Has anyone on purpose left the site open and logged in just so spouse would find it?
I just joined, but me no I wouldn't consider it. I honestly think my situation is what it is. 
My spouse has always been LD it used to be consistant of twice a month, then once every 2 months and so on. Last few years its been terrible! Oddly enough prior to 4 years ago being overweight for her was a huge excuse. She has now lost 140 lbs but nothing changed infact its gotten much worse. Its been 9 months since the last time she, shows no affection and spends most of her time with her friends(all girls , so I am not invited). Its normal to spend 7-8 Saturdays by myself.
I think its a combination of LD and she just isn't attracted to me.


----------



## jld (Dec 1, 2013)

If I were you, I would ask her to come here. I think it would be great for her to see what you have written. I think it could soften her heart, and help her understand you better.

Really, what would be the harm?


----------



## roostr (Oct 20, 2012)

I can't speak for everyone but in my case the only reason I found this site was because I was having big problems and was seeking support and advice/answers. TAM has really helped me understand a lot about relationships and even myself. I would have liked my wife to see what I was going through with her at the time of D-day and post D-day so she could have seen the damage in black and white. But now I'm here for maintenance purposes lol. So now I would prefer her not to see my posts. I would love to see her inner thoughts but she would never join and post because she is too narcissistic and improving our marriage is low on her priority list.


----------



## DoF (Mar 27, 2014)

OP, I would suggest you sit down with your wife and tell her your feelings. I would also tell her about lack of frequency and ask her why there is intimacy negligence going on?

Personally, I wouldn't stay married to a women like this. I need intimacy on regular basis, without it, its a deal breaker.

Your wife should not only know your sexual needs, but she should make sure she goes up and beyond to satisfy you.

Does she realize what will happen in time? You will either end the marriage or find it elsewhere.

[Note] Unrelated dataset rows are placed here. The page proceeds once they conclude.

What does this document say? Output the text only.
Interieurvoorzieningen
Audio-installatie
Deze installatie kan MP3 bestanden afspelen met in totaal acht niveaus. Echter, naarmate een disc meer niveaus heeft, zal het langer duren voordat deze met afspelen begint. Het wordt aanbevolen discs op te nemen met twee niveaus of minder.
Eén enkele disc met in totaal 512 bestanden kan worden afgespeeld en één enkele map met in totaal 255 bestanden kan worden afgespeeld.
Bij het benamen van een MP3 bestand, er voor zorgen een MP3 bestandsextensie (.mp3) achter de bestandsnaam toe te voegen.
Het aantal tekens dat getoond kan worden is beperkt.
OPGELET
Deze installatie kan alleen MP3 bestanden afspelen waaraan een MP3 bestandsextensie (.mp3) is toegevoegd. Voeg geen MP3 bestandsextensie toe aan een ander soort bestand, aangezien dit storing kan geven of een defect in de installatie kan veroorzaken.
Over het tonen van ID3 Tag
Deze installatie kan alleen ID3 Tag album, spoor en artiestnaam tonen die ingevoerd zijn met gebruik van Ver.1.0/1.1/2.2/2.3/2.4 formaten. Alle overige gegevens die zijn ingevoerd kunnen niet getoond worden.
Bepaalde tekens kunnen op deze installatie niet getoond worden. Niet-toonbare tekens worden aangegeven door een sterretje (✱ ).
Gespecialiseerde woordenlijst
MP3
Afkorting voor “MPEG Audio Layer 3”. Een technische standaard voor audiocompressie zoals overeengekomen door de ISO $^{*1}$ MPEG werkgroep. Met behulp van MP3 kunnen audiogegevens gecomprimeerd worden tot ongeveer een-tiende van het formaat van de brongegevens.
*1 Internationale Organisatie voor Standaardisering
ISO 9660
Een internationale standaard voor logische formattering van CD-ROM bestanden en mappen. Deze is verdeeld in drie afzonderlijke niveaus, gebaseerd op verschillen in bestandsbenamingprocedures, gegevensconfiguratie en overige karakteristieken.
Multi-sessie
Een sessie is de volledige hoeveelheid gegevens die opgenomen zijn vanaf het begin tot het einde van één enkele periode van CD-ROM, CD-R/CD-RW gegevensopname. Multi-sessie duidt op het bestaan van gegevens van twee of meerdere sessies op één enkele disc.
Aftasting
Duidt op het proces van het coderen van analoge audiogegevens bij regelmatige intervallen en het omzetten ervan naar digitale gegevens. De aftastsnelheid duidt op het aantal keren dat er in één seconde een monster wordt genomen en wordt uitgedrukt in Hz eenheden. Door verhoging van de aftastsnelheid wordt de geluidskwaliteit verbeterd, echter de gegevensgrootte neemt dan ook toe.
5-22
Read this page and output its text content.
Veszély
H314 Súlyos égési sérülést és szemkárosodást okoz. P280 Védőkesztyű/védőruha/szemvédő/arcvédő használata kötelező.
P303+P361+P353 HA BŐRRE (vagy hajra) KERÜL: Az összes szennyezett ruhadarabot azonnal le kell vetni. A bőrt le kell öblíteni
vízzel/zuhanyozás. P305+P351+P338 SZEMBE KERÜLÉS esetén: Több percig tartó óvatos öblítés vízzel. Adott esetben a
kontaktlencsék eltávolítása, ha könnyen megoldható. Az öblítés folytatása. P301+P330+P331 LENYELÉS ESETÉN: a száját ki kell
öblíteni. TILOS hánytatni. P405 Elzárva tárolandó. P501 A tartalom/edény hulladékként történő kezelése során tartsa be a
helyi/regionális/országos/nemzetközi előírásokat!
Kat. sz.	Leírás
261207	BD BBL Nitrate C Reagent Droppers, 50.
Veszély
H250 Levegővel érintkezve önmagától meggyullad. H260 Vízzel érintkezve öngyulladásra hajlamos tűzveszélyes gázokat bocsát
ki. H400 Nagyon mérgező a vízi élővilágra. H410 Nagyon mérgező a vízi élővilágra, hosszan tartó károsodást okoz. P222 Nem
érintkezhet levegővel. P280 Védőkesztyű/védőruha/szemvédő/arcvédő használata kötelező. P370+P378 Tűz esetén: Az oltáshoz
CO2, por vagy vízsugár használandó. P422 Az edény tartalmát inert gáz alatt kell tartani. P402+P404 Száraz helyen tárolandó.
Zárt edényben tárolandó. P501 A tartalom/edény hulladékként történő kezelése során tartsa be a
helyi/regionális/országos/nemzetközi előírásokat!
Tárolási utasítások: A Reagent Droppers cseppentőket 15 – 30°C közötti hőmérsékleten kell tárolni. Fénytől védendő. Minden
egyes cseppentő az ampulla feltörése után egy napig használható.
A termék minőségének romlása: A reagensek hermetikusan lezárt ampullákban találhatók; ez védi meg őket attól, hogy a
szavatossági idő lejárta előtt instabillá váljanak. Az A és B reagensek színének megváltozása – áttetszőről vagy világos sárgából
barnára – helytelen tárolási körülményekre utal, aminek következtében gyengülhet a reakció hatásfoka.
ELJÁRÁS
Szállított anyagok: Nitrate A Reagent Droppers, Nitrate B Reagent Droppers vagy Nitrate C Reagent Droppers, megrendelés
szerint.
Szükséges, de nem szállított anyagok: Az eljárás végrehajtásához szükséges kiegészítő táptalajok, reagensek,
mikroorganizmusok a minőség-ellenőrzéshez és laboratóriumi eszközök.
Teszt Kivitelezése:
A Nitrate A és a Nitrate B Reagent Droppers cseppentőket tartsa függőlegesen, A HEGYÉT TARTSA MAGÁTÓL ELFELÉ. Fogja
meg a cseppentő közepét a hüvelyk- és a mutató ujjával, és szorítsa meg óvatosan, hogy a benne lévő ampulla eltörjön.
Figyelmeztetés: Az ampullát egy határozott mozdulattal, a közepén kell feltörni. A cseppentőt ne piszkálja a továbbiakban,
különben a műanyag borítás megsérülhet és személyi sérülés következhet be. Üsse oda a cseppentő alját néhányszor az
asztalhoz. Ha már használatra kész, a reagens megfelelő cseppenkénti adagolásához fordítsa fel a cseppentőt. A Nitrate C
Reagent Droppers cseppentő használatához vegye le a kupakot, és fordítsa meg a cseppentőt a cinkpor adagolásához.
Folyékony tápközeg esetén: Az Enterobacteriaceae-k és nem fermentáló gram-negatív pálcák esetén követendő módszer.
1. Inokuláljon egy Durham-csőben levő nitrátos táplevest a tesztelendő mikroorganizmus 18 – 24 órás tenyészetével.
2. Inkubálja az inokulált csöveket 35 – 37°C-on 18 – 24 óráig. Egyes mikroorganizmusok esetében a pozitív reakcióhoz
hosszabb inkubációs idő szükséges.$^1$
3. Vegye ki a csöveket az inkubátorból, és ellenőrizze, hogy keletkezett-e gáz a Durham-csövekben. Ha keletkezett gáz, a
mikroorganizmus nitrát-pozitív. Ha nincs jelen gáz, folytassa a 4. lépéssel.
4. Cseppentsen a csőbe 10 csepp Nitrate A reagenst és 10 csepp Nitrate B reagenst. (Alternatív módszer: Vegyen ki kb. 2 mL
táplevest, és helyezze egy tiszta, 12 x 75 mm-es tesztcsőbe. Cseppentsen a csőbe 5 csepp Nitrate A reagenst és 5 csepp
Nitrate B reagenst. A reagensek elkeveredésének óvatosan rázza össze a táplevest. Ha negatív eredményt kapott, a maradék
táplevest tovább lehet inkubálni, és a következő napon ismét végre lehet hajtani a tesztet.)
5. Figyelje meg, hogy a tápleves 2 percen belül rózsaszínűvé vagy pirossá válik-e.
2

Not smart, it blows my mind how many women make this mistake.


----------



## john117 (May 20, 2013)

They don't care if you end the marriage or seek intimacy elsewhere. That is simply validation, the icing on the cake.

Do you think they act surprised when they find out? No...


----------



## Juice (Dec 5, 2013)

Sorry to hear your story. That's sad. I personally could not go on in a marriage like this. 

As far as showing my wife my post and what I'm thinking has crossed my mind. It wouldn't matter because ever thing that I have wrote has been brought up in conversation that we've had. You should really communicate with her and tell her your feelings. 

About her going out all the time. Do you think she might be getting the D somewhere else? 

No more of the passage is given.